We return to the garden, me unable to look at him.

“I couldn’t not include him, Tate,” Piper whispers. “He’s our dad. He was her husband. He was here a lot these past few months.”

I nod, pressing my lips tightly together so nothing slips out I’ll regret. Piper was always more forgiving of him than I was. She doesn’t remember when our mom was first diagnosed when I was twelve, and Dad coped by blacking out on the couch and getting fired from his job. She doesn’t remember walking around the strip mall, going from store to store, asking if someone could give me a job, finally being granted a kind reprieve by Ralph at the pharmacy, who let me work as a bag girl. She doesn’t remember him forgetting to pick me up from choir practice three times in a week, and how humiliated I was to slink back into school to ask Ms. Byrdwell if I could use a phone to try to call him . . . or someone.
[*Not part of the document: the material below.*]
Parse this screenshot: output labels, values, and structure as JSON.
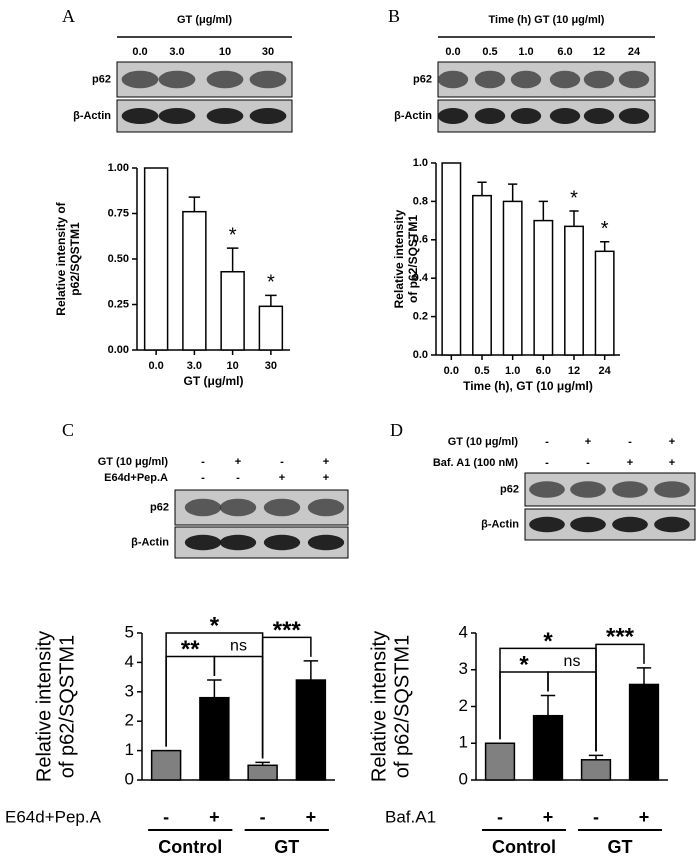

He was sober again by the time I was fourteen, when my mother was in remission, then not when I was fifteen, and it stayed that way mostly until I graduated. I lived on campus at college, but was home enough to see the pattern of ruin he left, and my mom finally saw it too. She kicked him out, but she wasn’t much better at sticking to her word than he was, and so their home became a revolving door for forgiveness. It wasn’t any surprise that Piper learned the same lesson: Come back to me, and I’ll absolve you.

Dot, my mom’s oldest friend, asks for us to hold hands, to bow our heads in prayer that Mom is no longer in pain, that she isn’t part of this physical world, that she is somewhere else, somewhere better. I don’t know if I believe this; I don’t know what I believe, really. But I dutifully drop my chin to my chest, and the sun is so very, very hot again, and I think of Ben and wish he were here but am also so relieved that he isn’t. That he isn’t seeing this mess of a life I’ve left behind; that he can’t see my weeping, which is now coming in waves, that he can’t see my father, who is clutching Piper’s elbow.
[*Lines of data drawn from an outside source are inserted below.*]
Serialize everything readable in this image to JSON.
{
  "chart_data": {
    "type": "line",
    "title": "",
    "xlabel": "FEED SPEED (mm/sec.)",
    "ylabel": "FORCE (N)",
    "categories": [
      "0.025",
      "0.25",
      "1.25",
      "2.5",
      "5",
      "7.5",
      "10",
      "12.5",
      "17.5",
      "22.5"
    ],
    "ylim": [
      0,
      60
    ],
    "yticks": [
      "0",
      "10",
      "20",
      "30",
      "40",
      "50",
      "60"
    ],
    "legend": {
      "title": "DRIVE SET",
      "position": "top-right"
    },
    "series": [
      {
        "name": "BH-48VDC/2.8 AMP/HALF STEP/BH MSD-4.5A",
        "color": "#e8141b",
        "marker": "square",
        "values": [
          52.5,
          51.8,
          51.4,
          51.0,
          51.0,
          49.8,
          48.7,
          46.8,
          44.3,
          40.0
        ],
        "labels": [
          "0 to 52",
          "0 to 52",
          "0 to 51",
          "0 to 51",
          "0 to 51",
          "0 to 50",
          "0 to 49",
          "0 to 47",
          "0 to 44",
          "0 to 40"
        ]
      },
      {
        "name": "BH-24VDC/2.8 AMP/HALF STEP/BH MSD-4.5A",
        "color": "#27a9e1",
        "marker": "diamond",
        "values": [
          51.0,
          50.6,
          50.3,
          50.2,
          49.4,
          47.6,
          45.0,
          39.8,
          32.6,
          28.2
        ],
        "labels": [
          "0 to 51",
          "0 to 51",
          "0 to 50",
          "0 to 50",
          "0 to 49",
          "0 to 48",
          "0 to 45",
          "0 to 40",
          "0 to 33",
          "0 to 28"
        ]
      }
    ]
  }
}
I think of the last time I saw my mother. Jesus, it was Christmas. When we watched It’s a Wonderful Life. She asked me if I was happy, as if I even knew what that meant.

I said: “I’m happy. But I’ll be happier when I’m employed, you know, working as an actor.”
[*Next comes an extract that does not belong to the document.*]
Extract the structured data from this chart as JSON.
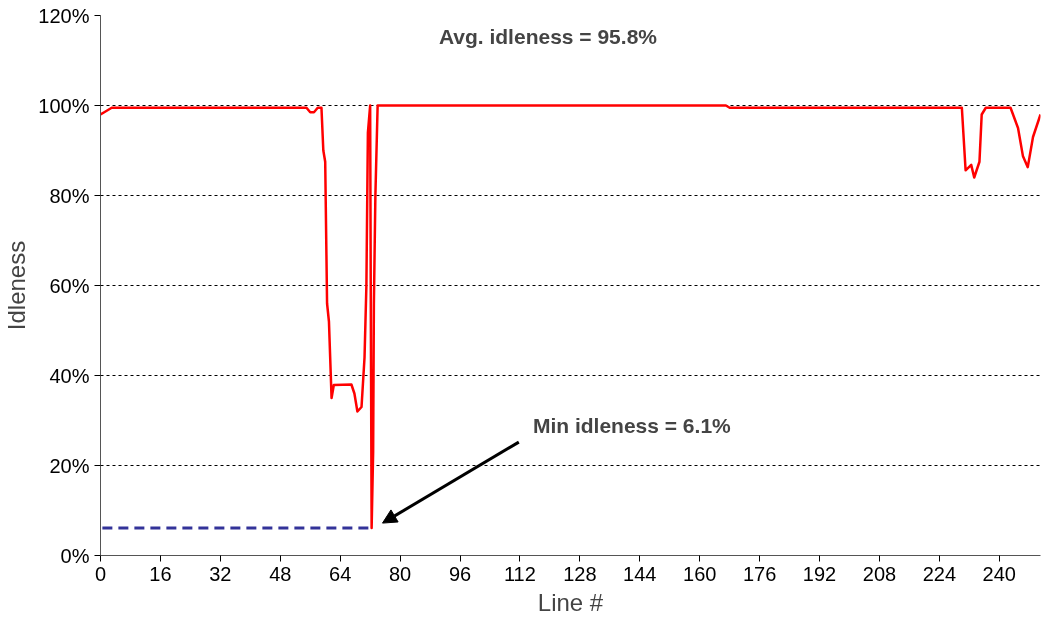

She replied: “Don’t define yourself by that, sweetheart, don’t live a life marked by intangible achievements.”

“That’s not intangible; that’s real.”

She smiled at something I didn’t understand.

“You’re always saying, ‘If you can dream it, you can be it,’” I said.

“Well, that’s true.” She nodded. My mom had always been a writer—well, she’d always been a nurse. But she’d also been a poet, just for herself, she said, just because I can. “I want you to be anything you dream of. But mostly I want you to be happy. Those things aren’t always the same, you know.”

“But what if they are?” I asked.

“That’s why you’re young; that’s why you have the time to figure it all out,” she said, before rising to go make herself some tea.

I feel dizzy under the sun’s rays and worry I might pass out. Dot asks us all to step forward, to scoop my mother’s ashes and to send them out into the air, over the garden, over our home, back into the ground where they’ll bloom again in the form of flowers and snap peas and, if we’re lucky, perfect strawberries in later summer. I squeeze Piper’s hand tighter, unsure if I can do this, really let her go. But then I remind myself that I can do anything, be anyone. That is what I dream. I slip outside my grief, morph myself into someone else—someone who isn’t here burying her mother—and I release Piper’s grip and go.